As implemented in [`orbit/controller.py`](https://github.com/tensorflow/models/blob/main/orbit/controller.py), this method loops indefinitely (or until timeout), restoring each fresh checkpoint path before running the evaluation step.

## Summary

- **Automatic saving**: Pass a `tf.train.CheckpointManager` to `orbit.Controller` with a `checkpoint_interval`; the controller calls `_maybe_save_checkpoint` after each loop.
- **Restoration**: The `restore_checkpoint` method in [`orbit/controller.py`](https://github.com/tensorflow/models/blob/main/orbit/controller.py) automatically loads the latest checkpoint during controller initialization.
- **Manual control**: Call `controller.save_checkpoint()` to force an immediate save, bypassing the interval check.
- **Fault tolerance**: Add `SaveCheckpointIfPreempted` from [`orbit/actions/save_checkpoint_if_preempted.py`](https://github.com/tensorflow/models/blob/main/orbit/actions/save_checkpoint_if_preempted.py) to your `train_actions` to handle Cloud TPU pre-emption.
- **Continuous evaluation**: Use `controller.evaluate_continuously()` to automatically load and evaluate each new checkpoint as it is written.

## Frequently Asked Questions

### How does Orbit decide when to save a checkpoint?

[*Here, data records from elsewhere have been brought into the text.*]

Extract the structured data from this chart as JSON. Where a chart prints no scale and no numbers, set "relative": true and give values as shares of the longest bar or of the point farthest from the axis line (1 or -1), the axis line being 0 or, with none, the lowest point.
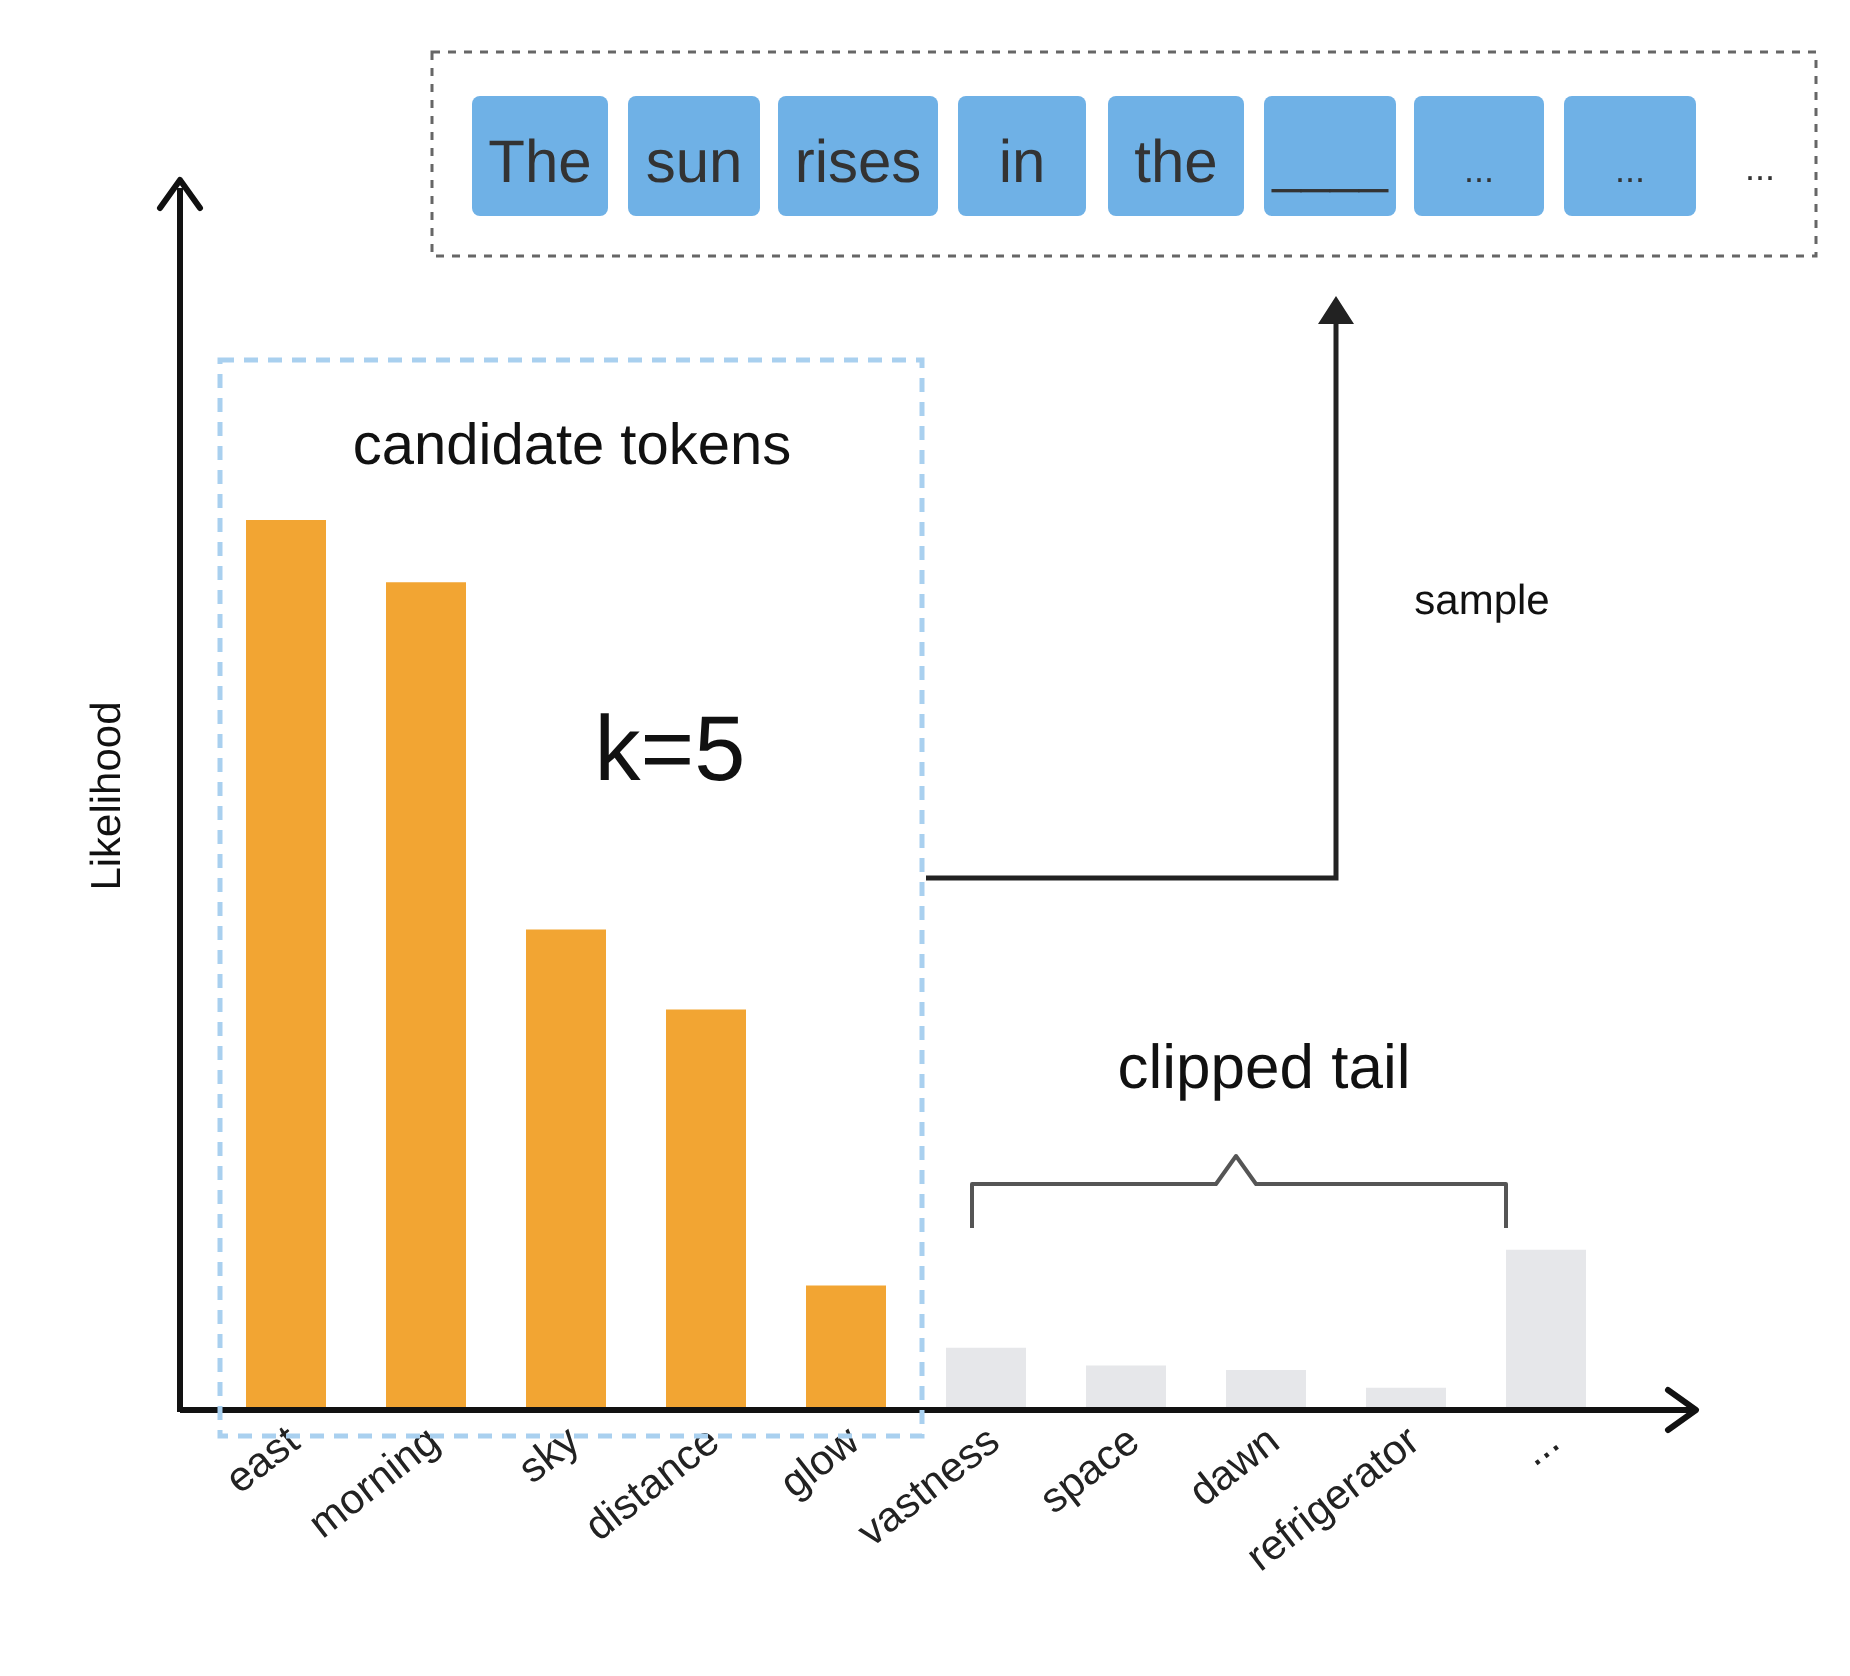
{
  "chart_data": {
    "type": "bar",
    "relative": true,
    "ylabel": "Likelihood",
    "categories": [
      "east",
      "morning",
      "sky",
      "distance",
      "glow",
      "vastness",
      "space",
      "dawn",
      "refrigerator",
      "..."
    ],
    "values": [
      1,
      0.93,
      0.54,
      0.45,
      0.14,
      0.07,
      0.05,
      0.045,
      0.025,
      0.18
    ],
    "colors": [
      "#f2a533",
      "#f2a533",
      "#f2a533",
      "#f2a533",
      "#f2a533",
      "#e6e7ea",
      "#e6e7ea",
      "#e6e7ea",
      "#e6e7ea",
      "#e6e7ea"
    ],
    "annotations": [
      "candidate tokens",
      "k=5",
      "sample",
      "clipped tail",
      "The",
      "sun",
      "rises",
      "in",
      "the",
      "____",
      "...",
      "...",
      "..."
    ],
    "legend": false,
    "grid": false
  }
}
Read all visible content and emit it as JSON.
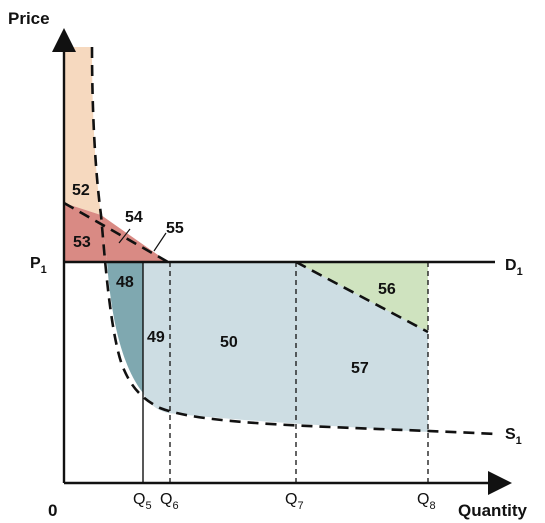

Orbit checks the `checkpoint_interval` parameter of your `tf.train.CheckpointManager` after each training loop iteration. The private `_maybe_save_checkpoint` method in [`orbit/controller.py`](https://github.com/tensorflow/models/blob/main/orbit/controller.py) compares the current `global_step` against the last saved step and triggers `checkpoint_manager.save()` only when the interval threshold is reached or when manually forced via `save_checkpoint()`.

### Can I restore a checkpoint from a specific path in Orbit?

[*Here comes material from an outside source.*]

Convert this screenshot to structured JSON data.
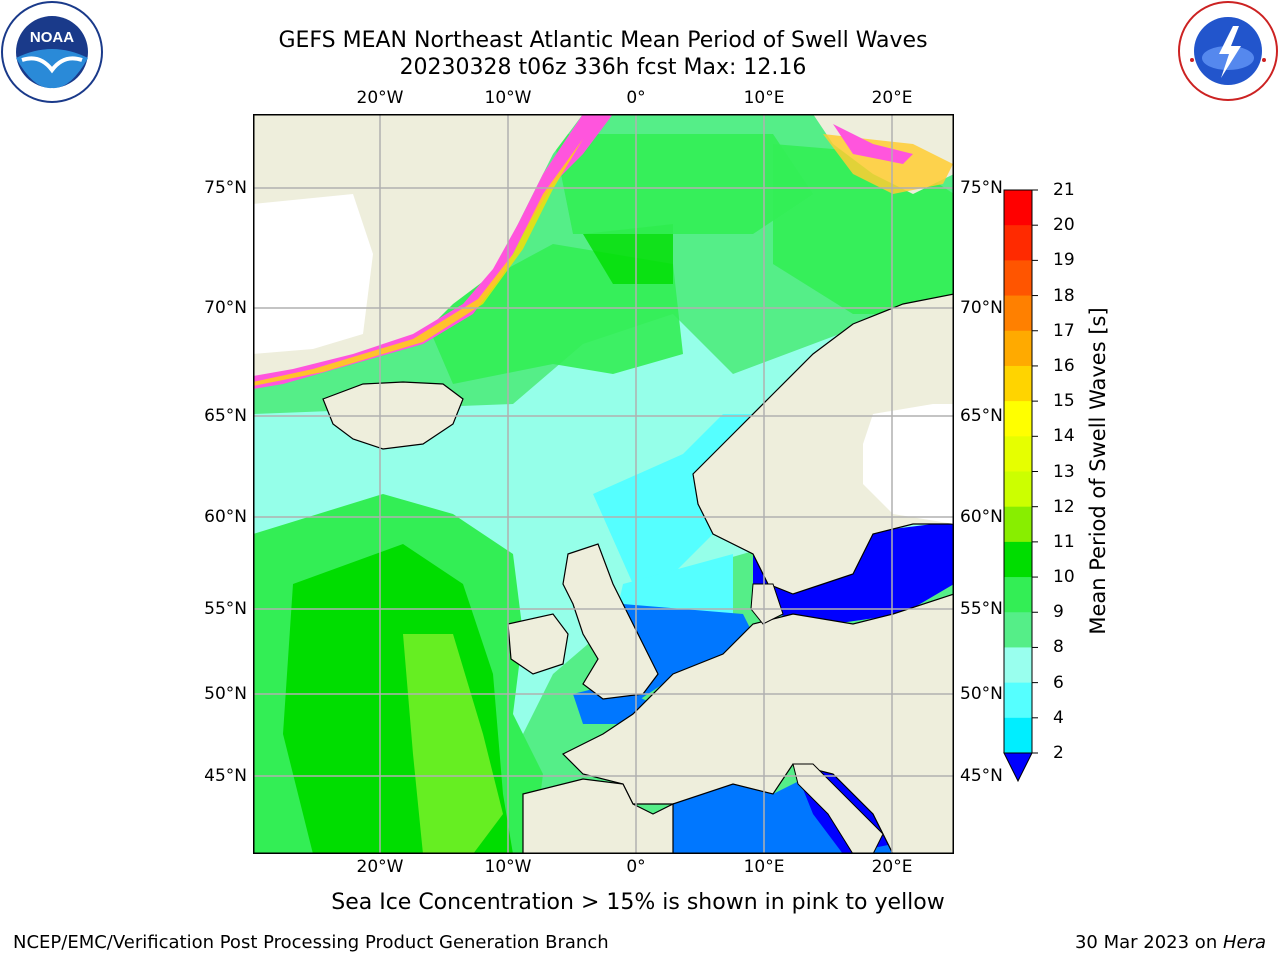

Yes. While the `Controller` automatically restores the latest checkpoint on initialization, you can modify the `restore_checkpoint` logic to pass a specific path to `self.checkpoint_manager.checkpoint.restore(path)`. By default, calling `Controller` with an existing `CheckpointManager` uses `restore_or_initialize()`, which loads the most recent checkpoint in the directory.

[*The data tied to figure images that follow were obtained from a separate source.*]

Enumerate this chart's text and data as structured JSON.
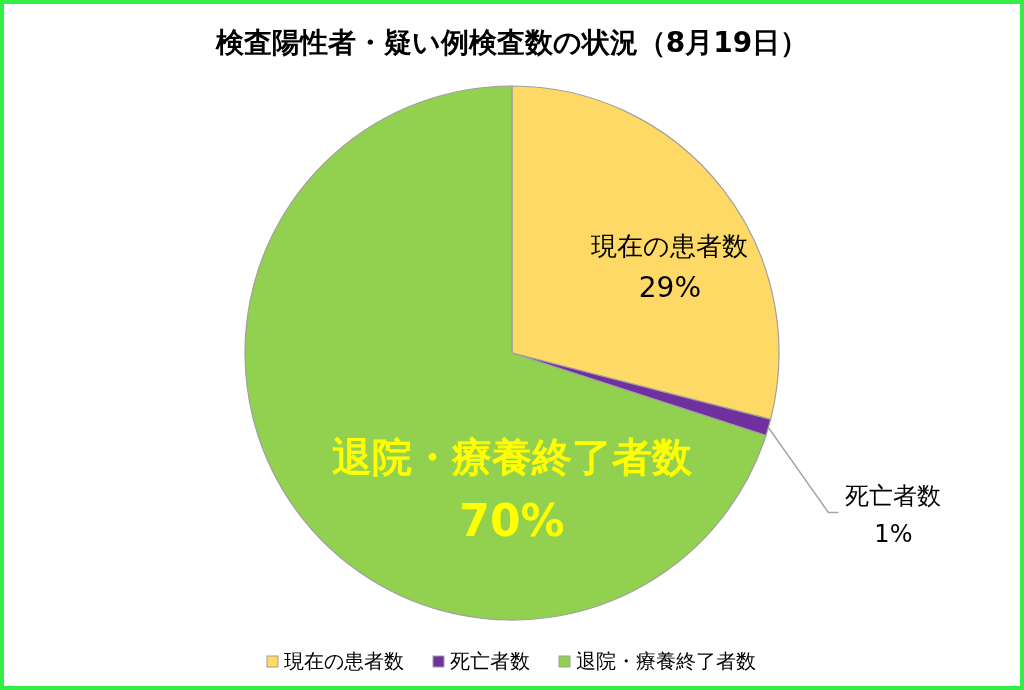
{
  "chart_data": {
    "type": "pie",
    "title": "検査陽性者・疑い例検査数の状況（8月19日）",
    "categories": [
      "現在の患者数",
      "死亡者数",
      "退院・療養終了者数"
    ],
    "values": [
      29,
      1,
      70
    ],
    "colors": [
      "#ffd966",
      "#7030a0",
      "#92d050"
    ],
    "value_labels": [
      "29%",
      "1%",
      "70%"
    ],
    "legend": "bottom"
  }
}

### What happens to checkpoints when a Cloud TPU is pre-empted?

If you configure the `SaveCheckpointIfPreempted` action in your `train_actions` list, Orbit detects the pre-emption signal using `tf.distribute.experimental.PreemptionCheckpointHandler` and immediately writes a checkpoint via the action's `__call__` method. This ensures you can resume training from the exact step when the pre-emption occurred, minimizing lost progress.

### How do I evaluate new checkpoints as they are created?

Use `controller.evaluate_continuously(steps=-1, timeout=60)`. This method, defined in [`orbit/controller.py`](https://github.com/tensorflow/models/blob/main/orbit/controller.py), iterates over new checkpoints using `tf.train.checkpoints_iterator`, restores each one via `restore_checkpoint(checkpoint_path)`, and runs your evaluator. The loop continues until the specified timeout or step limit is reached.